We'll continue to look into it.
Also, what version of pytorch are you using? I'd also see in the meantime if updating helps.
Hi @sjfleming, thanks for posting this issue.
I agree with Adam, indeed I think it's surprising the early stopping did not converge after much less than 50 iterations. We are looking into this, there might be some part of the computational graph that is not cleared and takes up memory. It should be some side effect we are not aware of. Let us keep in touch.
Thanks for your comments. The PyTorch version I'm running is
pytorch 1.5.0
I typically see that we don't reach convergence until out past 100 epochs. Perhaps my early stopping parameters are more stringent than what you usually use? Might be worth noting also that we often have a rather large number of "batches"... anywhere from 10 to 80. The learning curve does flatten out substantially by nearly epoch 50, but there is still enough of a downward trend that it doesn't trigger early stopping, so I just let it run.
Thanks again for looking into this.
Hi @sjfleming -- on our master branch we just merged our new backend which uses Pytorch lightning. You can view the docs using the latest version of the readthedocs page. I'd be surprised if this issue still exists.
Remark to self, it would be great to manually check if we can reproduce this bug, as scalability is an important feature of the codebase.
should we create a random anndata matrix of large size (1M per 20k) and try to run scvi overnight?
yes that's a good idea
@khalilouardini would you like to work on this issue? it should be a quick one! Please try to run scVI with either a simulated AnnData or with the 1.3M cells dataset from 10x genomics (that we should have access directly from the codebase) and check that the training complete without troubles
Well @khalilouardini you should monitor the memory used, both on a cpu run over time and gpu run over time.
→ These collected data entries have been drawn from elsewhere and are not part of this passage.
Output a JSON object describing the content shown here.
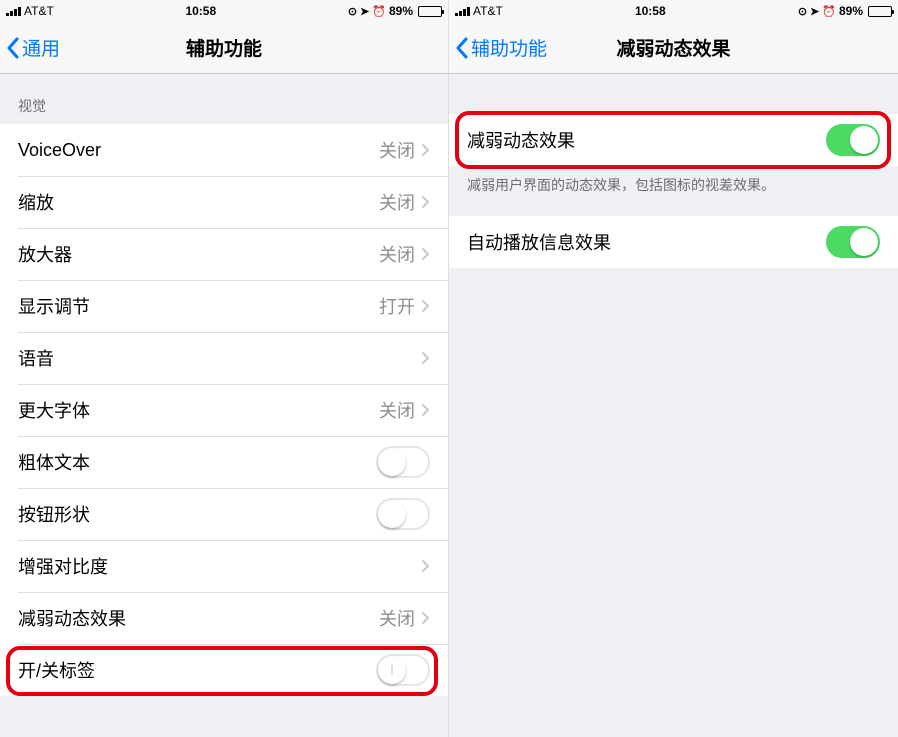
{
  "statusBar": {
    "carrier": "AT&T",
    "time": "10:58",
    "batteryPercent": "89%"
  },
  "leftPhone": {
    "backLabel": "通用",
    "title": "辅助功能",
    "sectionHeader": "视觉",
    "cells": {
      "voiceover": {
        "label": "VoiceOver",
        "value": "关闭"
      },
      "zoom": {
        "label": "缩放",
        "value": "关闭"
      },
      "magnifier": {
        "label": "放大器",
        "value": "关闭"
      },
      "display": {
        "label": "显示调节",
        "value": "打开"
      },
      "speech": {
        "label": "语音"
      },
      "largerText": {
        "label": "更大字体",
        "value": "关闭"
      },
      "boldText": {
        "label": "粗体文本"
      },
      "buttonShapes": {
        "label": "按钮形状"
      },
      "contrast": {
        "label": "增强对比度"
      },
      "reduceMotion": {
        "label": "减弱动态效果",
        "value": "关闭"
      },
      "onOffLabels": {
        "label": "开/关标签"
      }
    }
  },
  "rightPhone": {
    "backLabel": "辅助功能",
    "title": "减弱动态效果",
    "cells": {
      "reduceMotion": {
        "label": "减弱动态效果"
      },
      "autoPlay": {
        "label": "自动播放信息效果"
      }
    },
    "footerText": "减弱用户界面的动态效果，包括图标的视差效果。"
  }
}
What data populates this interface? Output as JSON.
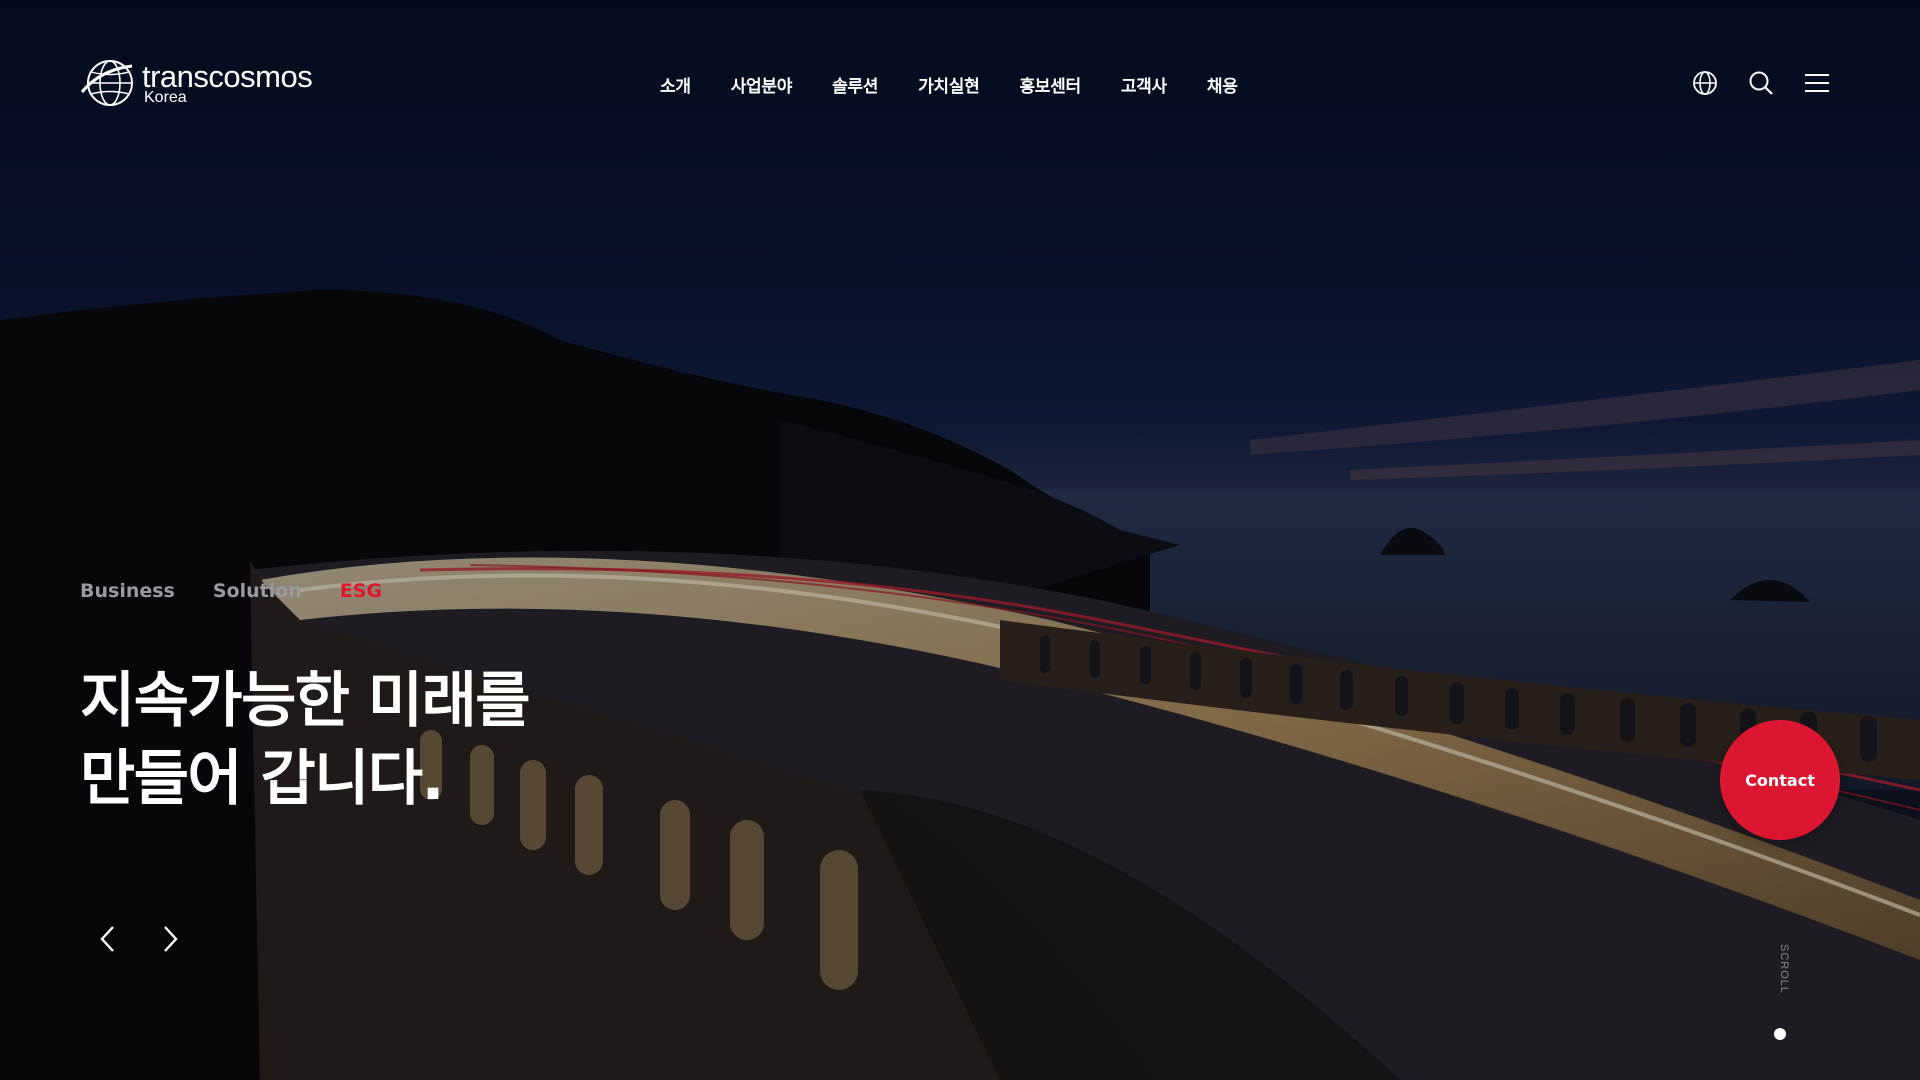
{
  "brand": {
    "name": "transcosmos",
    "sub": "Korea"
  },
  "nav": {
    "items": [
      {
        "label": "소개"
      },
      {
        "label": "사업분야"
      },
      {
        "label": "솔루션"
      },
      {
        "label": "가치실현"
      },
      {
        "label": "홍보센터"
      },
      {
        "label": "고객사"
      },
      {
        "label": "채용"
      }
    ]
  },
  "utility": {
    "icons": [
      "globe-icon",
      "search-icon",
      "menu-icon"
    ]
  },
  "hero": {
    "tabs": [
      {
        "label": "Business",
        "active": false
      },
      {
        "label": "Solution",
        "active": false
      },
      {
        "label": "ESG",
        "active": true
      }
    ],
    "headline": [
      "지속가능한 미래를",
      "만들어 갑니다."
    ]
  },
  "contact": {
    "label": "Contact"
  },
  "scroll": {
    "label": "SCROLL"
  },
  "colors": {
    "accent": "#e0162b",
    "inactive_tab": "#9a9aa2",
    "text": "#ffffff"
  }
}
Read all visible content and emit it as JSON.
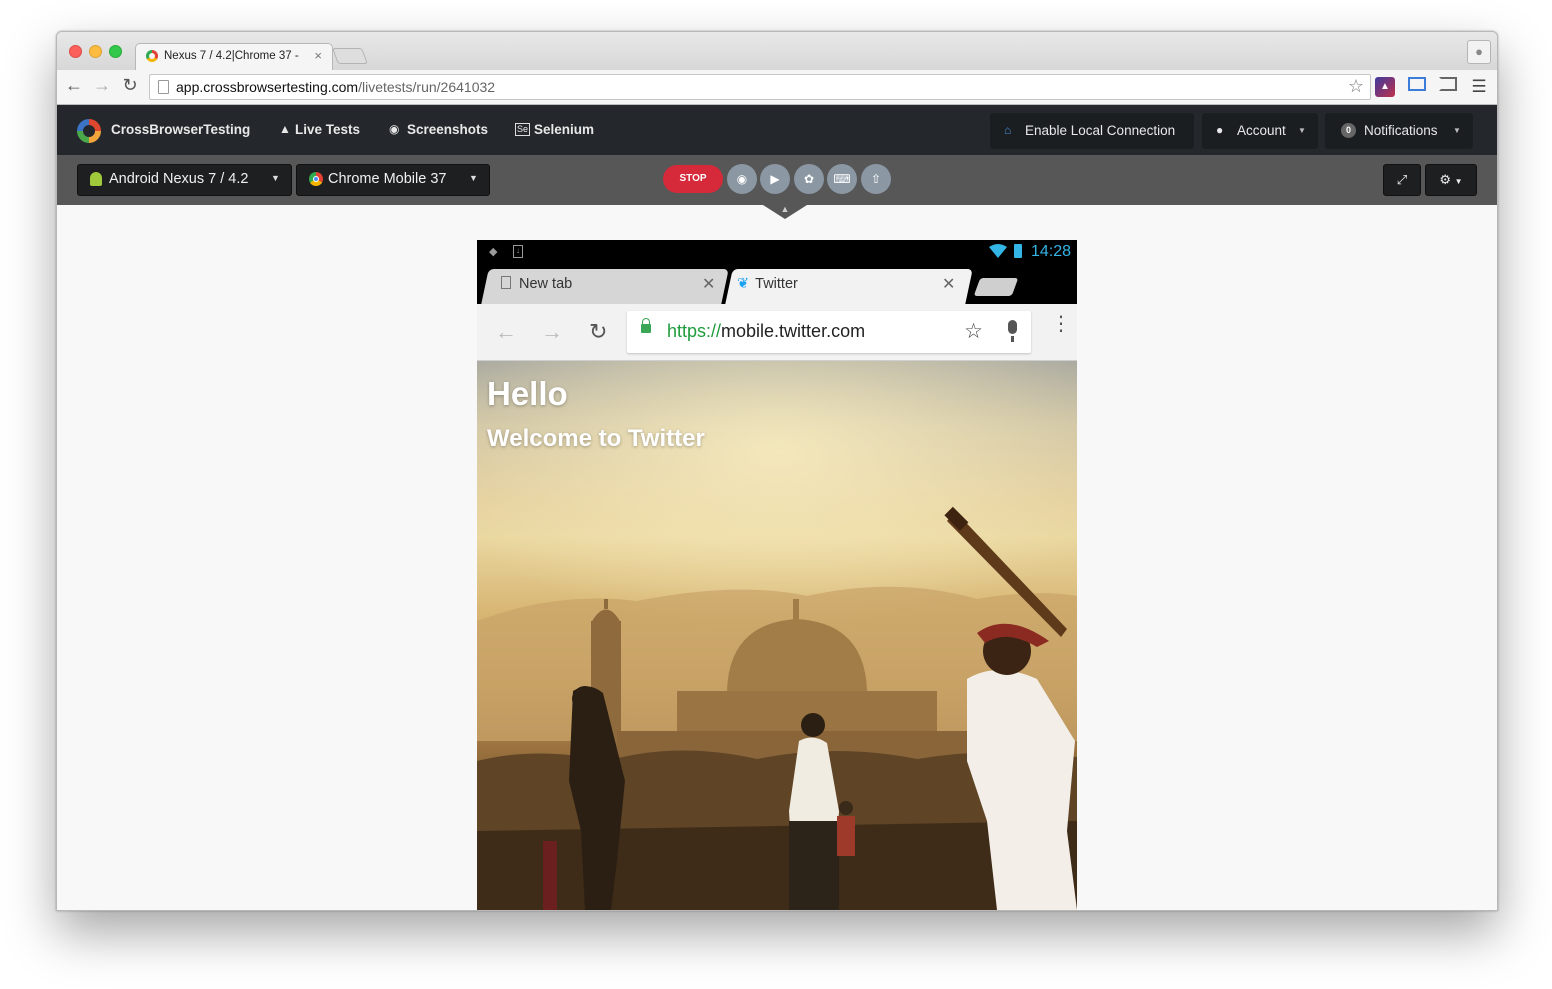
{
  "browser": {
    "tab_title": "Nexus 7 / 4.2|Chrome 37 -",
    "tab_close": "×",
    "url_domain": "app.crossbrowsertesting.com",
    "url_path": "/livetests/run/2641032",
    "icons": [
      "back-icon",
      "forward-icon",
      "reload-icon",
      "bookmark-star-icon",
      "extension-icon",
      "screenshot-extension-icon",
      "cast-icon",
      "chrome-menu-icon",
      "profile-icon"
    ]
  },
  "cbt_nav": {
    "brand": "CrossBrowserTesting",
    "live_tests": "Live Tests",
    "screenshots": "Screenshots",
    "selenium": "Selenium",
    "enable_local": "Enable Local Connection",
    "account": "Account",
    "notifications": "Notifications",
    "notifications_count": "0"
  },
  "controls": {
    "os_select": "Android Nexus 7 / 4.2",
    "browser_select": "Chrome Mobile 37",
    "stop_label": "STOP",
    "tool_icons": [
      "camera-icon",
      "video-icon",
      "network-icon",
      "keyboard-icon",
      "upload-icon"
    ]
  },
  "device": {
    "status_time": "14:28",
    "tabs": [
      {
        "label": "New tab",
        "active": false
      },
      {
        "label": "Twitter",
        "active": true
      }
    ],
    "url_scheme": "https://",
    "url_host": "mobile.twitter.com",
    "hero_title": "Hello",
    "hero_subtitle": "Welcome to Twitter"
  },
  "colors": {
    "cbt_nav_bg": "#24282c",
    "ctrl_bar_bg": "#575757",
    "stop_red": "#d6293a",
    "android_blue": "#33b5e5",
    "https_green": "#1e9c3d",
    "twitter_blue": "#1da1f2"
  }
}
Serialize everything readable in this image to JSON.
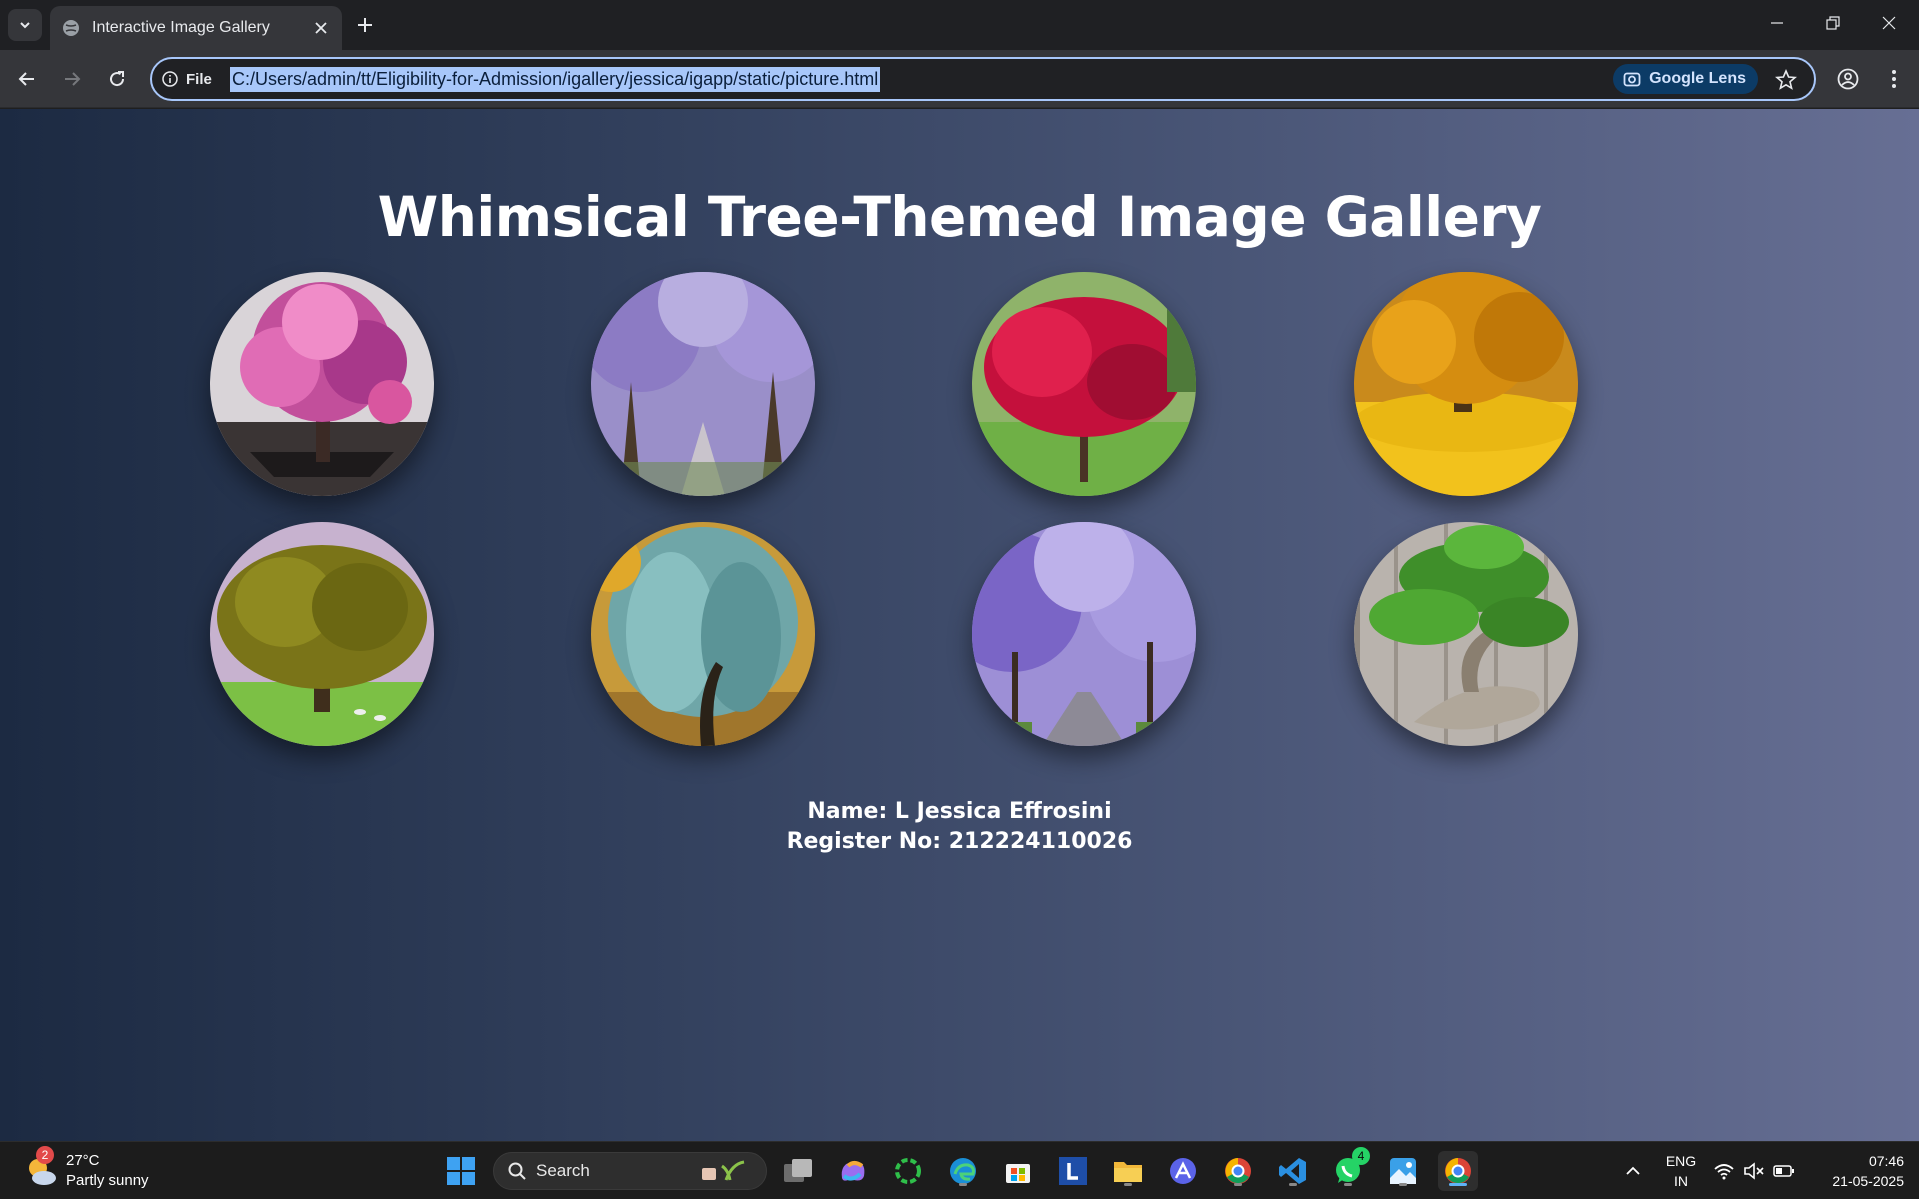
{
  "browser": {
    "tab_title": "Interactive Image Gallery",
    "omnibox_chip": "File",
    "url": "C:/Users/admin/tt/Eligibility-for-Admission/igallery/jessica/igapp/static/picture.html",
    "lens_label": "Google Lens"
  },
  "page": {
    "heading": "Whimsical Tree-Themed Image Gallery",
    "images": [
      {
        "subject": "pink blossom tree"
      },
      {
        "subject": "lavender jacaranda avenue"
      },
      {
        "subject": "red japanese maple"
      },
      {
        "subject": "golden ginkgo tree"
      },
      {
        "subject": "green oak in meadow"
      },
      {
        "subject": "blue weeping willow"
      },
      {
        "subject": "purple jacaranda road"
      },
      {
        "subject": "bonsai tree by fence"
      }
    ],
    "name_line": "Name: L Jessica Effrosini",
    "register_line": "Register No: 212224110026"
  },
  "taskbar": {
    "weather_temp": "27°C",
    "weather_desc": "Partly sunny",
    "weather_badge": "2",
    "search_label": "Search",
    "whatsapp_badge": "4",
    "lang_line1": "ENG",
    "lang_line2": "IN",
    "time": "07:46",
    "date": "21-05-2025"
  },
  "colors": {
    "accent": "#a8c7fa",
    "page_gradient_start": "#1c2a42",
    "page_gradient_end": "#676f94"
  }
}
Thanks!
Ok I'm on it!
@watiss can you take a look into this? You can use this callback to the trainer:
https://pytorch-lightning.readthedocs.io/en/stable/api/pytorch_lightning.callbacks.gpu_stats_monitor.html
Any updates on this?
I'm not sure this is still an issue, are you running into this issue @PedroMilanezAlmeida ?
For what it's worth, I do suspect the original issue was resolved when scvi was moved to the new pytorch-lightning backend. I haven't personally seen the issue since then, though I admit I haven't tried to do any comprehensive testing.
@adamgayoso
I'm not sure this is still an issue, are you running into this issue @PedroMilanezAlmeida ?
I am not currently running into this issue but need to make a decision about which platform to use moving forward for several very large projects.
Got it. FWIW, this should be one of the most memory-efficient platforms for single-cell integration.
I'm going to close this issue as it's not clear that it's still a problem. The issue was created before our lightning integration and therefore any custom training code that could have caused a leak has been removed.